Dickens portrayal of the blind girl Bertha is significant. Victorians believed disabilities were inherited, and thus it was not socially acceptable for the blind to marry (although they often did in reality).[5] In fiction courtship plots, the blind were often used to build tension since it was assumed they must be kept from marrying.[5] The fictional portrayal of Bertha is similar to Dickens' description in American Notes (1842) of the deaf and blind girl Laura Bridgman, whom he saw on a visit to the Perkins Institution for the Blind in Boston, Massachusetts.[5]
Modern scholars have given the story little attention, but Andrew Sangers has argued it contains similarities to Shakespeare's comedies and should be seen "both as a significant indication of the tastes of the 1840s and of Dickens himself."[2]
The identity of the narrator is left to the reader, though possibilities include Bertha Plummer, the blind daughter of Caleb Plummer, and the baby, fully grown and returned to his childhood home.

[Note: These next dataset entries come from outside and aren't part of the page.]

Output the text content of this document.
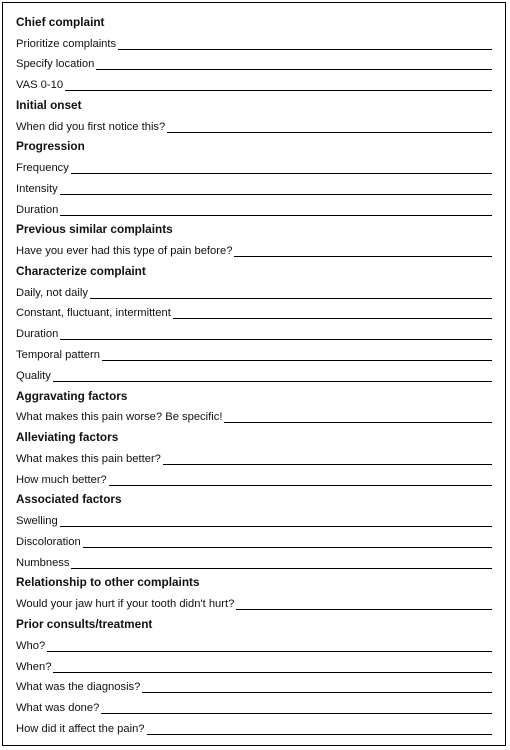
Chief complaint
Prioritize complaints
Specify location
VAS 0-10
Initial onset
When did you first notice this?
Progression
Frequency
Intensity
Duration
Previous similar complaints
Have you ever had this type of pain before?
Characterize complaint
Daily, not daily
Constant, fluctuant, intermittent
Duration
Temporal pattern
Quality
Aggravating factors
What makes this pain worse? Be specific!
Alleviating factors
What makes this pain better?
How much better?
Associated factors
Swelling
Discoloration
Numbness
Relationship to other complaints
Would your jaw hurt if your tooth didn't hurt?
Prior consults/treatment
Who?
When?
What was the diagnosis?
What was done?
How did it affect the pain?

The narration is decidedly masculine, lending more credit to the latter.
Stage adaptations include the successful The Cricket on the Hearth by Albert Richard Smith produced at the Surrey Theatre in 1845, and Dion Boucicault's Dot, A Drama in Three Acts (or simply Dot), first performed at New York's Winter Garden in 1859. It was staged repeatedly in Britain and America for the remainder of the 19th century starring at times John Toole, Henry Irving, Jean Davenport. The play helped launch the career of American actor Joseph Jefferson (1829–1905).
The novella was the basis for at least two operas: Karl Goldmark's Das Heimchem am Herd with a libretto by A. M. Willner (premiere: June 1896, Berlin; New York 1910),[6] and Riccardo Zandonai's Il grillo del focolare with a libretto by Cesare Hanau (premiere: November 1908, Turin).[7] Goldmark's opera was performed in Philadelphia in November 1912 with the Cricket sung by American soprano Mabel Riegelman (1889, Cincinnati – 1967, Burlingame, California).
Film, radio, and television adaptations include three American silent film versions: one, directed by D.W. Griffith (1909) starring Owen Moore, another directed by L. Marston (1914) starring Alan Hale, and one directed by Lorimer Johnston (1923). A silent Russian version, Sverchok na Pechi (1915) was directed by Boris Sushkevich and Aleksandr Uralsky and starred Maria Ouspenskaya. A silent French version, Le Grillon du Foyer (1922), was directed and adapted by Jean Manoussi and starred Charles Boyer as Edouard.[8] A 25-minute NBC radio play adaptation aired on December 24, 1945.[9] On television, a 50-minute 1967 Rankin-Bass animated adaptation featured the voices of Roddy MacDowall as the Cricket, and father and daughter Danny Thomas and Marlo Thomas as Caleb and Bertha.[10]